Laravel can let you start very small and still get you very far. You can easily start with a single server running both the app and the db, and then add specialized servers for higher performance cache and queues later on by simply changing the configuration.
I think you can learn a basic LAMP/LEMP stack in a few hours or days. You can spin one up on bare metal or a VM using XAMPP or similar, then connect it to various other layers like a DNS provider, Varnish or redis, a commercial CDN, etc. That shows you the basic functionality of each part of the system and how they connect, without the overlying complexity of containers and such.
You can replace each part of it as you need to (like using postgres instead of MySQL or Ruby or Python instead of PHP).
This definitely can't hyperscale, but it's how small and medium websites all used to be made. Good way to learn by doing if that works for you.
I strongly recommend this overview of what "software architecture" actually includes by Kevlin Henney.

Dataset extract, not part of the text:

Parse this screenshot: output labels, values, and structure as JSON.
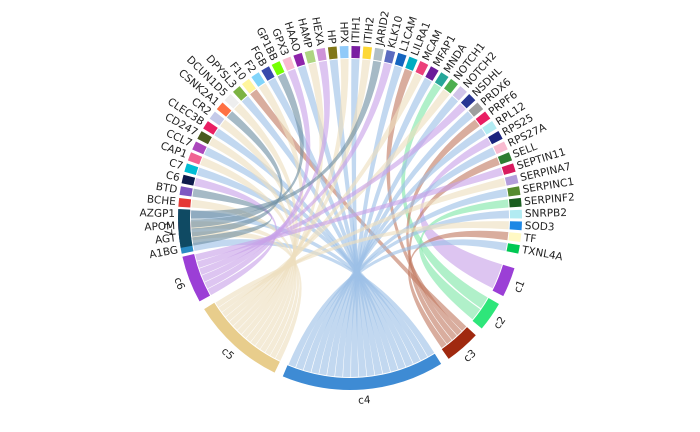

It's long, but extremely useful. It is full of wisdom.
Simplicity is ... hard, so hard that the whole industry favor make things complicated for the job security reason.
Give me your interpretation of what does "microservice" mean, then i could give you more clear context.

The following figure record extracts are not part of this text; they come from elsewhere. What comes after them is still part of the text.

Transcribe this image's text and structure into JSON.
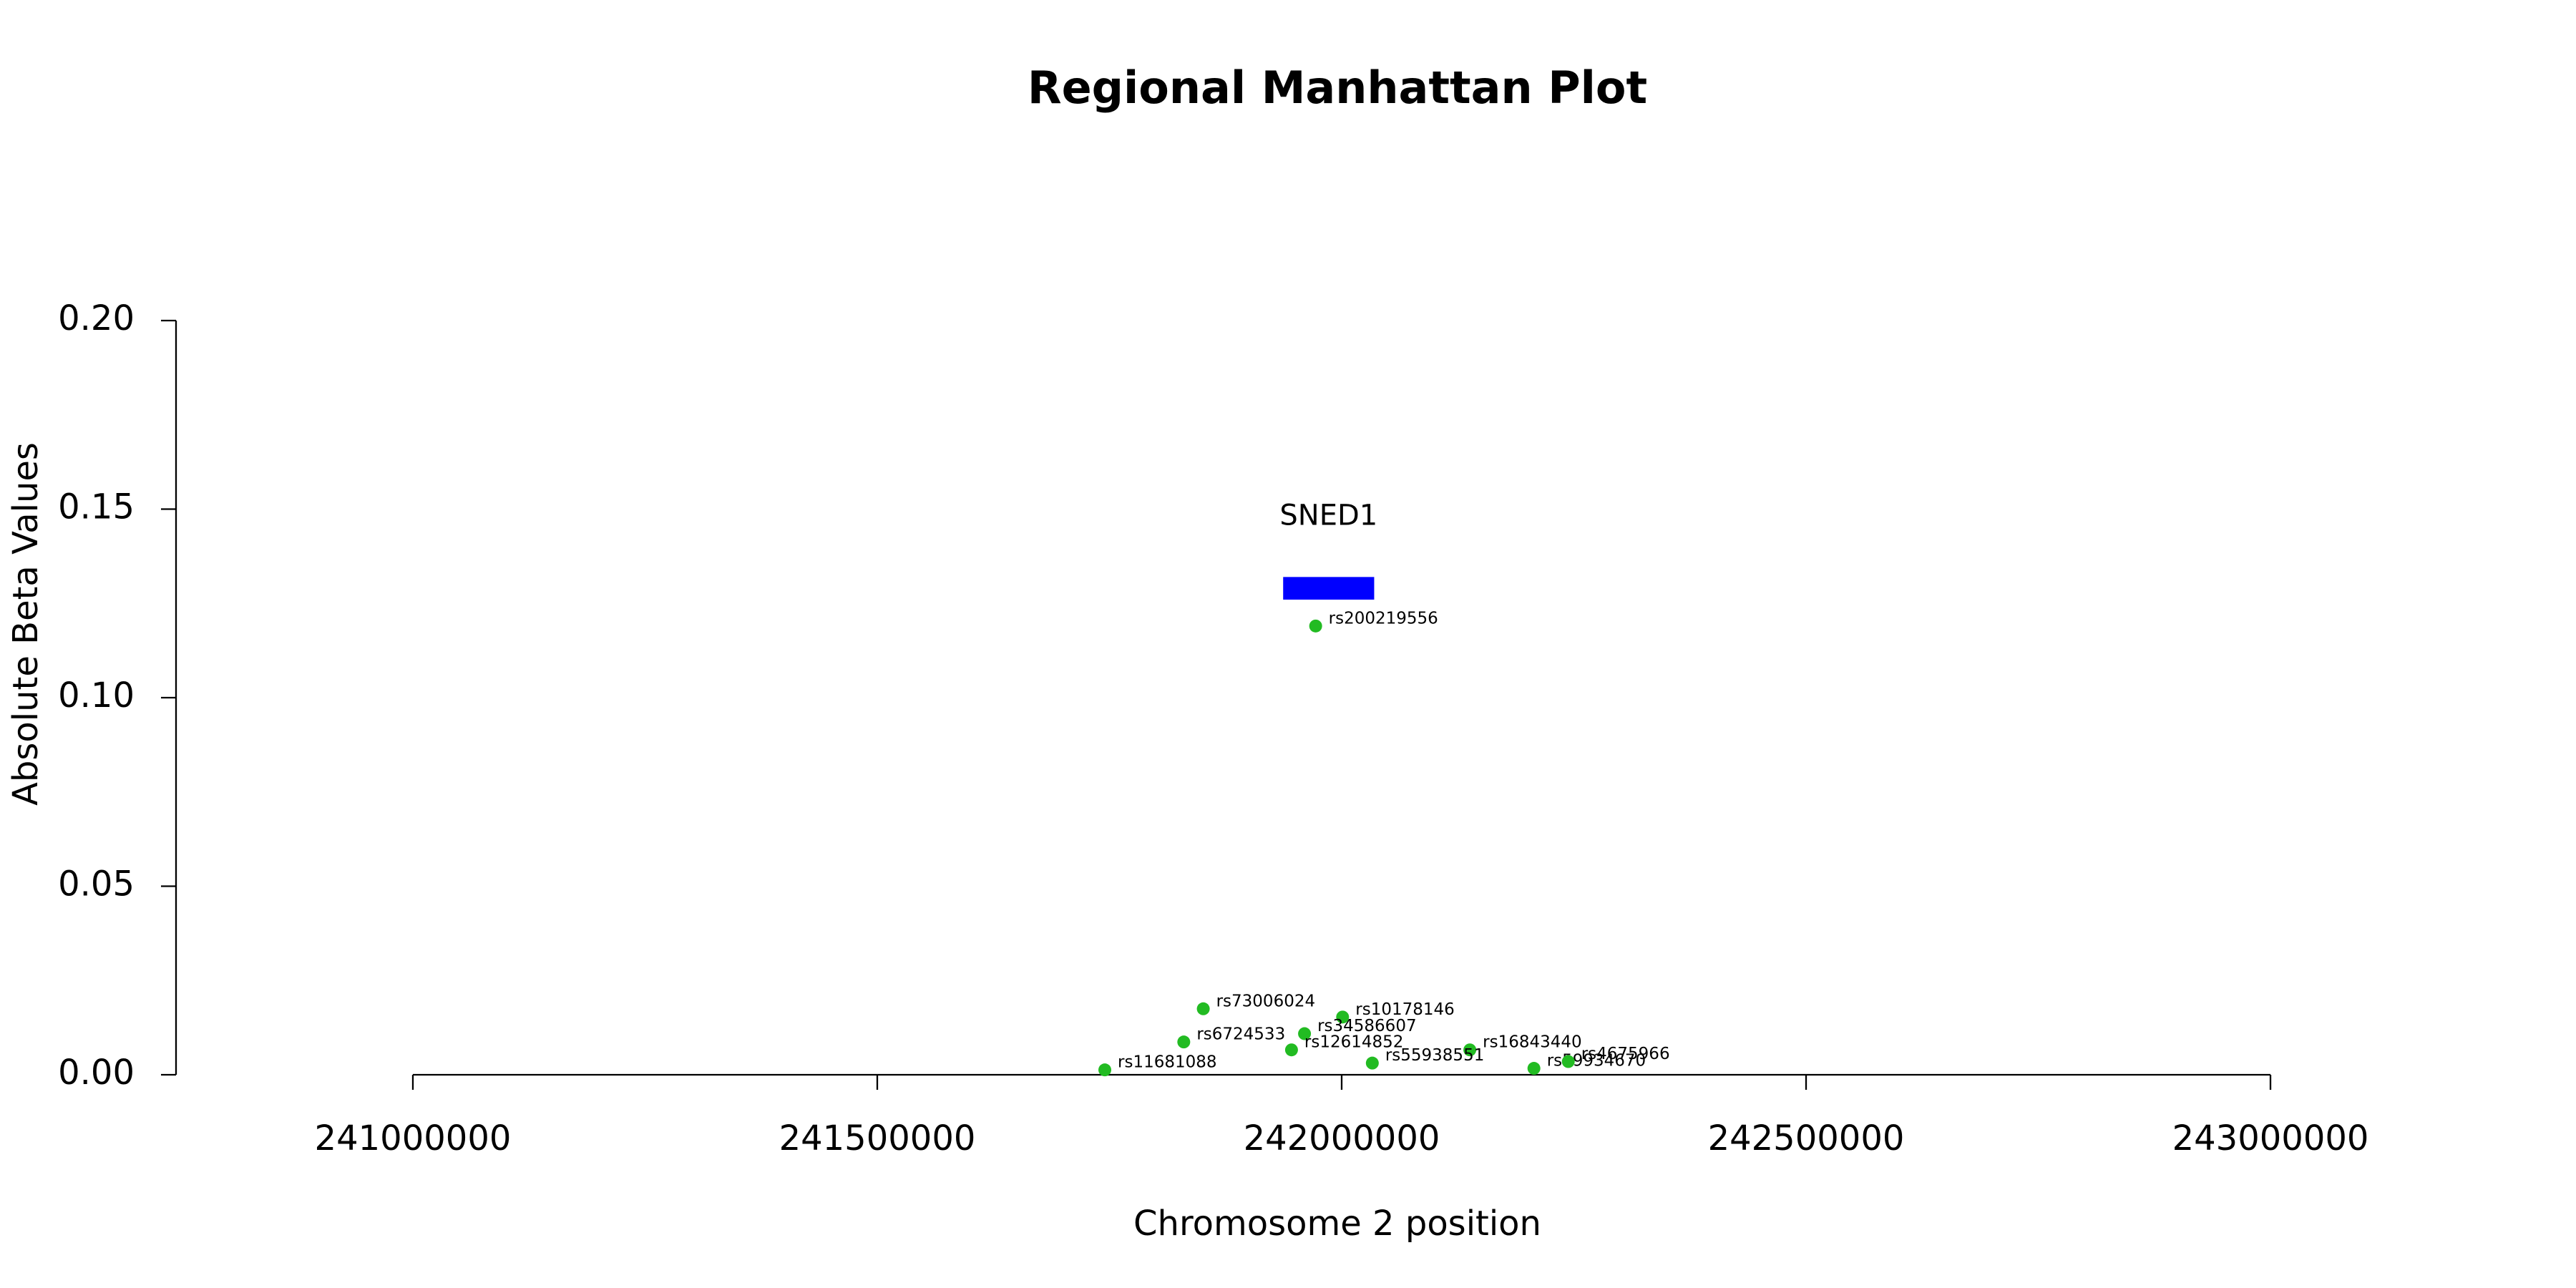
{
  "chart_data": {
    "type": "scatter",
    "title": "Regional Manhattan Plot",
    "x_label": "Chromosome 2 position",
    "y_label": "Absolute Beta Values",
    "xlim": [
      240745000,
      243255000
    ],
    "ylim": [
      0,
      0.2
    ],
    "xticks": [
      241000000,
      241500000,
      242000000,
      242500000,
      243000000
    ],
    "yticks": [
      {
        "value": 0,
        "label": "0.00"
      },
      0.05,
      {
        "value": 0.1,
        "label": "0.10"
      },
      0.15,
      {
        "value": 0.2,
        "label": "0.20"
      }
    ],
    "series": [
      {
        "color": "#22bb22",
        "labels": [
          "rs200219556",
          "rs73006024",
          "rs10178146",
          "rs34586607",
          "rs6724533",
          "rs12614852",
          "rs16843440",
          "rs11681088",
          "rs55938551",
          "rs59934670",
          "rs4675966"
        ],
        "x": [
          241972000,
          241851000,
          242001000,
          241960000,
          241830000,
          241946000,
          242138000,
          241745000,
          242033000,
          242207000,
          242244000
        ],
        "values": [
          0.119,
          0.0175,
          0.0153,
          0.0109,
          0.0087,
          0.0066,
          0.0066,
          0.0013,
          0.0031,
          0.0017,
          0.0035
        ]
      }
    ],
    "genes": [
      {
        "name": "SNED1",
        "start": 241937000,
        "end": 242035000,
        "ymin": 0.126,
        "ymax": 0.132,
        "color": "#0000ff"
      }
    ]
  }
}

I glanced at the two links you shared and I wouldn't call those architectures boring, in fact they're quite involved. "I personally can't even answer with confidence what a single reasonably fat server can handle" - this is too ambiguous of a question anyway, since it depends on the workload. HN still runs on a single server, for instance.
The good news is you should stop worrying about this stuff, and just build. You'll eventually run into bottlenecks and can address them then. That's how best learning happens anyways. Premature optimization is fun and intellectually stimulating, but rarely gets you closer to delivering value.